Meena Kumari gained fame and recognition with the success of Baiju Bawra 1952. Her performance was critically acclaimed and she won the first filmfare award for an actress in 1953 for her portrayal of the self sacrificing tragedienne heroine.


There was a huge development in her personal life as well around this time. She fell in love with director Kamal Amrohi. Amrohi was already married and was 15 years older to her. Before we start raising fingers, lets just reflect over the facts. She was hardly even 20; life is nothing but an array of beautiful possibilities at that age and love is divine. She soon became his second wife and the 'choti Ammi' to his children.

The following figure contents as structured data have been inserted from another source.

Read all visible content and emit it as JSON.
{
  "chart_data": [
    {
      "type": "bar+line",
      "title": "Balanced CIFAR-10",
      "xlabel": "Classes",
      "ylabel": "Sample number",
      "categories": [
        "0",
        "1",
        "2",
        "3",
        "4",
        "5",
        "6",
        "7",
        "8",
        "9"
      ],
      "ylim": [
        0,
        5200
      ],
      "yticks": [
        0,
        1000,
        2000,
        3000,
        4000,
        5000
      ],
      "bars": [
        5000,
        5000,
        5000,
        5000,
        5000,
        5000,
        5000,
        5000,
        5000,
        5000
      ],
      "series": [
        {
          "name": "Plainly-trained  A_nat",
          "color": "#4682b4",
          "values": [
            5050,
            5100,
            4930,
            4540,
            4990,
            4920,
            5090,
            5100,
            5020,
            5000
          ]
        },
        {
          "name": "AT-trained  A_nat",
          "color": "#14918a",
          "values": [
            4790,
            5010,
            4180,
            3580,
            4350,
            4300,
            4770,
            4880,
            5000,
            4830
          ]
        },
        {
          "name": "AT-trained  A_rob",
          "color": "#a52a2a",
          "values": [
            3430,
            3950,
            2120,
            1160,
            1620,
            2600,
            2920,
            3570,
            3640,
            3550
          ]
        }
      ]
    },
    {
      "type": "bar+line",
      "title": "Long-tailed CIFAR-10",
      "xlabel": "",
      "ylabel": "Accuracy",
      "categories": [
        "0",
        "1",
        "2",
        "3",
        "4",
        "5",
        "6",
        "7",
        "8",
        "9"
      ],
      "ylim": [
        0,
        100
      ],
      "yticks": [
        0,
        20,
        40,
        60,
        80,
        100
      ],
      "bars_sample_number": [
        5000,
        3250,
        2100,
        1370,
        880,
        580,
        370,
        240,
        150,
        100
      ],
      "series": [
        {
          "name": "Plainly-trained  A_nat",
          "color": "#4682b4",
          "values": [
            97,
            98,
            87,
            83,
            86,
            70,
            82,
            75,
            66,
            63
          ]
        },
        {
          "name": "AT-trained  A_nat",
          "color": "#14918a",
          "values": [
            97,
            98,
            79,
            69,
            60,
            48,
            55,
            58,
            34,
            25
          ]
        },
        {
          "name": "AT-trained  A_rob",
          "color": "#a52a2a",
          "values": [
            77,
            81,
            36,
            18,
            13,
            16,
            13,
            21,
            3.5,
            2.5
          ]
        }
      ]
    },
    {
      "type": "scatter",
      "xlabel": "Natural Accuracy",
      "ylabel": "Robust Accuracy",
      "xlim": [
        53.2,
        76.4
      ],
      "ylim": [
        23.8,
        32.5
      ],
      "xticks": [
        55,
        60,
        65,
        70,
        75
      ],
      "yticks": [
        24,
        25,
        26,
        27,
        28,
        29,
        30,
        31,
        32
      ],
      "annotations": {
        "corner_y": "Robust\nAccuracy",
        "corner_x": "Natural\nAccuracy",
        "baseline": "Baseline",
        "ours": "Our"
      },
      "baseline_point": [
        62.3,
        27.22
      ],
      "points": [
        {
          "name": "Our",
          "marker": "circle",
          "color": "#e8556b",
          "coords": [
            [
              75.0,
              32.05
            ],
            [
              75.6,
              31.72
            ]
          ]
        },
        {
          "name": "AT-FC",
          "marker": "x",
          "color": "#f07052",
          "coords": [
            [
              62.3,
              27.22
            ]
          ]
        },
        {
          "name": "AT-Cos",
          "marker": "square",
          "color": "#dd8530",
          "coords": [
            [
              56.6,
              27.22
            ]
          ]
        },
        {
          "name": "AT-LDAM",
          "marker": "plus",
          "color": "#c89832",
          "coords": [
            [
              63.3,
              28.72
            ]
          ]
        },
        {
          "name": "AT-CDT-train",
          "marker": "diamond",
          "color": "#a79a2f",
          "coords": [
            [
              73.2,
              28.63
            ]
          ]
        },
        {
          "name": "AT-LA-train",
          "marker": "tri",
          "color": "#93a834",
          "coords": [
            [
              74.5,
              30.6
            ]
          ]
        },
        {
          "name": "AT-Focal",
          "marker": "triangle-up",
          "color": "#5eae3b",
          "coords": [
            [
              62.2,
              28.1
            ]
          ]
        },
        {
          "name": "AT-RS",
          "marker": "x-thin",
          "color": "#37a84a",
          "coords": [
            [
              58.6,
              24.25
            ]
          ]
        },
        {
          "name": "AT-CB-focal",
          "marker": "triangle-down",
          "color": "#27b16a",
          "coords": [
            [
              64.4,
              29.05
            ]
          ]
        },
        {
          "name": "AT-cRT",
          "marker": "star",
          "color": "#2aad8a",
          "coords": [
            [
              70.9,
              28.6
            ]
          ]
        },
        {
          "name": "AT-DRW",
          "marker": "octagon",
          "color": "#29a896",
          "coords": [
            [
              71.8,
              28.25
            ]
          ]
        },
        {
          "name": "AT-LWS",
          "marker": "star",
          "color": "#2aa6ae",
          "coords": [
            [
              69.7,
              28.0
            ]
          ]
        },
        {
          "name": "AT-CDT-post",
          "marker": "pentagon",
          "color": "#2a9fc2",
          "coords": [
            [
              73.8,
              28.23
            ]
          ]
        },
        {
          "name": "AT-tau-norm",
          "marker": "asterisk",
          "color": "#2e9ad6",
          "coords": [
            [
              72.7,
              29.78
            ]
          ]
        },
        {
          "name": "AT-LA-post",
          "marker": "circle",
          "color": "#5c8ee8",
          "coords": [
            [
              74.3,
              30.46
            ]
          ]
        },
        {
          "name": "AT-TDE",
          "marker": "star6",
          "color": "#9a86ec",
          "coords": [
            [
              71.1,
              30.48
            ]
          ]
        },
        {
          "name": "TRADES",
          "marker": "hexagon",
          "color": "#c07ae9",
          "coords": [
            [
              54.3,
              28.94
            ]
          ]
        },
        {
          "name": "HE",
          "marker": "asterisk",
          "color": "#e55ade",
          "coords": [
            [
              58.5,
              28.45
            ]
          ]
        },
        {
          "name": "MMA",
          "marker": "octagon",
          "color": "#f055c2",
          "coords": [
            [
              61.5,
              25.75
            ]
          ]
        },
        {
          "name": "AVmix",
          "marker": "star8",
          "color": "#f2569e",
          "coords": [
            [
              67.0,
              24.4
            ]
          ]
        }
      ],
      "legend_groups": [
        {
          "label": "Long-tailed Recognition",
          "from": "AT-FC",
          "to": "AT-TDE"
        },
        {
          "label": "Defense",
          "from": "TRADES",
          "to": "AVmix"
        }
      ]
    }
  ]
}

The domestic responsibilities did not slow down her career. She was able to repeat her tremendous success in the movies like Parineeta, Ek hi raasta, Dil Apna aur Preet Parai  to name a few. In 1956 she started working on Pakeezah with her husband. Though the fate of this movie was often indefinite through the ups and downs of their marriage, it would ultimately become her role of a lifetime.


She has made me cry in almost all the movies I have watched of her. My favourite is Guru Dutt's Saheb, Bibi aur Ghulam 1962. Her portrayal of 'choti Bahu', the orthodox Brahmin woman, who chained down her philandering husband, by turning herself into his personal drunken singing girl, is simply phenomenal. Here is a song from this movie. Just look at those eyes.




In the movie choti Bahu becomes an alcoholic and meets with a very tragic end. Ironically Meena Kumari's own life was also heading for the same direction.

Due to their personal as well as professional differences, she had separated from her husband and was turning to alcohol for solace. Her affair with actor Dharmendra, who was many years younger to her , and the subsequent break up also became a reason for her deterioration. She was rejected by both men she loved.

May be this is the right place to mention her accomplishments as a poetess. Poetry had always been natural to her, but the heart ache was adding fuel to the fire. I have been trying to get hold of the translations of some of her poetry, my Hindi is not all that good, but I have to say, the haunting quality of her poetry literally rendered me speechless. The expressions like 'Yaad ke Jugnu' ! well what can I say...

Meena Kumari was later diagnosed with liver cirrhosis, though she sought treatment in London, her condition continuously deteriorated. Irrespective of her disagreement with her estranged  husband and her failing health she continued to work on Pakeezah. The film released in 1972 to lukewarm response, but the audience flocked in to the theaters in a month; it's heroine had the left the world of tragedy and drama and had succumbed to the ultimate salvation. Thus Pakeezah became a major block buster success, after Meena Kumari's death. 

She still continues to haunt us with her brilliant portrayal of many lonely, suppressed women. And we are still mesmerized by that, unblemished beauty and that anguish-laden voice!

What is there in life after all, if there are no fireflies of memories!